James paused, clearly surprised—not by the question, but by the concern behind it.

"I didn't," he admitted. "But I'll manage."

Amanda nodded, though the worry didn't leave her expression. She turned back to the bench, pretending to adjust the equipment, but her thoughts stayed with him.

He always carries everything alone, she thought. Even when it weighs him down.

Throughout the morning, Amanda found small reasons to be near him.

She asked about lab schedules. Clarified storage protocols. Offered help he didn't strictly need. Each interaction was professional but layered with something unspoken. She noticed things others might miss—the tension in his shoulders, the way his jaw tightened when he thought no one was watching, the moments when his gaze drifted before snapping back into focus.

James noticed her too.

The careful way she spoke. The quiet respect in her tone. The absence of expectation.

Once, as she handed him a stack of reports, her fingers brushed against his.

The contact was brief—accidental—but it sent a quiet jolt through Amanda. She withdrew instantly, heat rushing to her face, heart pounding.

Stupid, she scolded herself. Get a grip.

James felt it as well.

The warmth of her skin. The softness of her touch. The way she stepped back as though embarrassed by her own presence. The moment lingered longer than it should have.

This is dangerous, he told himself.

Not because of Amanda—but because of what she made him feel.

By midday, James knew he could not delay any longer.

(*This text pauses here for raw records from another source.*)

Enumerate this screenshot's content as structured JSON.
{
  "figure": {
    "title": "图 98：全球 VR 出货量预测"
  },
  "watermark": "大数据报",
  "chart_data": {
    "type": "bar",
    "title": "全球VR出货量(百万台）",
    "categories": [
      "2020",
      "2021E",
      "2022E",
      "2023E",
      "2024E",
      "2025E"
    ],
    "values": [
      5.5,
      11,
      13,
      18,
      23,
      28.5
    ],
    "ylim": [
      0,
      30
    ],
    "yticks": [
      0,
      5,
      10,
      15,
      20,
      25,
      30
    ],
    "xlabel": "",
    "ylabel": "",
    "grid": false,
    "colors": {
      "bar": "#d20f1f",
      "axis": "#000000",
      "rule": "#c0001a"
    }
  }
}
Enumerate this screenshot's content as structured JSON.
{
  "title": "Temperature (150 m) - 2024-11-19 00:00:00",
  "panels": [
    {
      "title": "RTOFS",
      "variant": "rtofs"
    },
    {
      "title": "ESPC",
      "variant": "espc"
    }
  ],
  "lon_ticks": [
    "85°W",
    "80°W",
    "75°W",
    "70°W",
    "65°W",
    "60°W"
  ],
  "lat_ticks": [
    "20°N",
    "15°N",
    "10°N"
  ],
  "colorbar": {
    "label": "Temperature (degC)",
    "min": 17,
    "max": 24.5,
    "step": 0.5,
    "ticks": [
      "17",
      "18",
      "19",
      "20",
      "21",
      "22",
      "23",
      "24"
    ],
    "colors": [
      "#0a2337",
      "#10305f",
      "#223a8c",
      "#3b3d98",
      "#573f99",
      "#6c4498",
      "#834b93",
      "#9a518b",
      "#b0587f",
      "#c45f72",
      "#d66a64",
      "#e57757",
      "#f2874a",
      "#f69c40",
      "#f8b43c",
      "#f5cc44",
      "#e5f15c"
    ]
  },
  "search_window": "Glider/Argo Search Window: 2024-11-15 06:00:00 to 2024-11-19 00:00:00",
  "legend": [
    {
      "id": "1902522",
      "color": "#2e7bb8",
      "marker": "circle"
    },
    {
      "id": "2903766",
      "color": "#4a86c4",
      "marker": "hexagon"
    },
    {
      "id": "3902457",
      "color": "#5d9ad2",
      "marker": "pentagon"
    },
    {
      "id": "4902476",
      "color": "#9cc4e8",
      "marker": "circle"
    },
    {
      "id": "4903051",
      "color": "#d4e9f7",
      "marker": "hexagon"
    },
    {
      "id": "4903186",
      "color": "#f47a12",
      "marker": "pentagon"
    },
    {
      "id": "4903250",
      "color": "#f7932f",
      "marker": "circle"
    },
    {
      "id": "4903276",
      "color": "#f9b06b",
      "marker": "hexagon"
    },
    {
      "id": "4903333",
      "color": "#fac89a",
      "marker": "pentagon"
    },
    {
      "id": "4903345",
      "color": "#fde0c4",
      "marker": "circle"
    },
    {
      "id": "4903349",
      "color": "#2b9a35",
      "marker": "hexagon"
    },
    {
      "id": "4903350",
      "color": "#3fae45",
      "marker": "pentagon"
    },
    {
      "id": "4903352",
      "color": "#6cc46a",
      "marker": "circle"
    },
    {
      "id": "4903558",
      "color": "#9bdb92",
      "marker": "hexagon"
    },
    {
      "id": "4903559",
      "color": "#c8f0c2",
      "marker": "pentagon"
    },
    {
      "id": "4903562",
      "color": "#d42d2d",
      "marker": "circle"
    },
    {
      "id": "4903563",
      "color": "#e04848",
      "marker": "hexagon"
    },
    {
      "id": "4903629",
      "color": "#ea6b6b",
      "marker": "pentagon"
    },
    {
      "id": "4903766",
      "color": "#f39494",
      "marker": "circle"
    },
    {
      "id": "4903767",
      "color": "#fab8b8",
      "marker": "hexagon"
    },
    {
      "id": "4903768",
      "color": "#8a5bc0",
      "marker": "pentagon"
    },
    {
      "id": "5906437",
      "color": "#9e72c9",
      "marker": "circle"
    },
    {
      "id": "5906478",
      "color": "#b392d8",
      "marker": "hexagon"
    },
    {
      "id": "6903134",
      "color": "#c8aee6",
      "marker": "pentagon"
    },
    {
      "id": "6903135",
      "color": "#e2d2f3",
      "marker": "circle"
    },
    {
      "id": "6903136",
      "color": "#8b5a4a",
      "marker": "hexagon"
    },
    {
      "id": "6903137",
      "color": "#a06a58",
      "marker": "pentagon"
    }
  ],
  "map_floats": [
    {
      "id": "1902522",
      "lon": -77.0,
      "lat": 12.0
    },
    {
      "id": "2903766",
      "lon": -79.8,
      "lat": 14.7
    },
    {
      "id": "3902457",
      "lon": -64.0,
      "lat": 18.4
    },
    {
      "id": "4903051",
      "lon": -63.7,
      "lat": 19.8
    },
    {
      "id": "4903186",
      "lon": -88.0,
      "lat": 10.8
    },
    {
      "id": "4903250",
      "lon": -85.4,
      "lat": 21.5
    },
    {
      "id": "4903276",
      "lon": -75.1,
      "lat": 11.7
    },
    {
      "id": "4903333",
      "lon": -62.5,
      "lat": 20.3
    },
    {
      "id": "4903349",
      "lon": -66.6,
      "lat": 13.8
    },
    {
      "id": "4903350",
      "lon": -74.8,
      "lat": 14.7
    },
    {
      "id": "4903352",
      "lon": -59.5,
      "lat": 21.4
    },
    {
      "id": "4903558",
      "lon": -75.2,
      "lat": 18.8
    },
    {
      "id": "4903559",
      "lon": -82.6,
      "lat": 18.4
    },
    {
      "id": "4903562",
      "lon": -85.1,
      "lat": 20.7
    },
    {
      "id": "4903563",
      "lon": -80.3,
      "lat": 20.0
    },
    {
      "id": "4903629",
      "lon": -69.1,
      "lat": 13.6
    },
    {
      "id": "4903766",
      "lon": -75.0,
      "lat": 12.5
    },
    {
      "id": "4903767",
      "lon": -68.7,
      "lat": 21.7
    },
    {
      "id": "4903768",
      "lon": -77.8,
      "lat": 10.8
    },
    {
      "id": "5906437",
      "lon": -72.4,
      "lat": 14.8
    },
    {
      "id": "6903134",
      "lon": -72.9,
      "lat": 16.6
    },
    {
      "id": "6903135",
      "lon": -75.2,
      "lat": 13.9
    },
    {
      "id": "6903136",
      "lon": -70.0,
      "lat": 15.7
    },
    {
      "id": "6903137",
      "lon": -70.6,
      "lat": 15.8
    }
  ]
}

He excused himself, leaving campus earlier than planned, and drove across town to the solicitor's office. The conversation there was precise and professional. Nine million pounds. Clara Holden. Claims. Options. Litigation.

When he returned to the college later that afternoon, the weight of it all pressed harder than before.

Amanda noticed immediately.

She was wiping down a lab table when he re-entered. His posture was rigid now, shoulders tight, as though he were bracing himself against something unseen.

"Everything okay?" she asked gently.

James hesitated.

It would have been easy to deflect. To hide behind authority and distance. But something about her expression—open, sincere, unguarded—made him pause.

"I have… personal matters to deal with," he said finally.

Amanda nodded. "I understand."

And she meant it.

She watched him move away, a quiet ache settling in her chest. She didn't know what troubled him, but she felt instinctively that it was something old. Heavy. Something rooted deep in his past.

If only he'd let someone in, she thought. If only he knew he didn't have to carry it alone.

That evening, James replayed the day in fragments.

The solicitor's words. The figures. Clara's name.

And Amanda.

Her concern. Her restraint. The quiet admiration in her eyes.

It unsettled him more than anything else.

Amanda lay awake that night in her small bedroom at home. Her mother and younger brother slept in the next room. Bills sat unpaid on the table. Responsibilities waited for her in the morning.

Yet her thoughts drifted to James Mercer.

To the way he listened when she spoke. The way he never dismissed her ideas. The sadness she glimpsed beneath his calm.

He doesn't know how much he means to me, she thought. Or how easily I'd choose him—even if life stayed simple.

Across town, Clara Holden poured herself a drink.

James Mercer was no longer an abstraction. His name was now attached to money. To opportunity. To leverage.

And Clara was patient.

James stood by his apartment window, staring at the city lights below. The quiet life he had built—careful, controlled, solitary—was beginning to fracture.

And somewhere between the inheritance and the woman watching him from afar, another truth settled in.

Amanda Lewis was becoming the one thing he did not want to lose.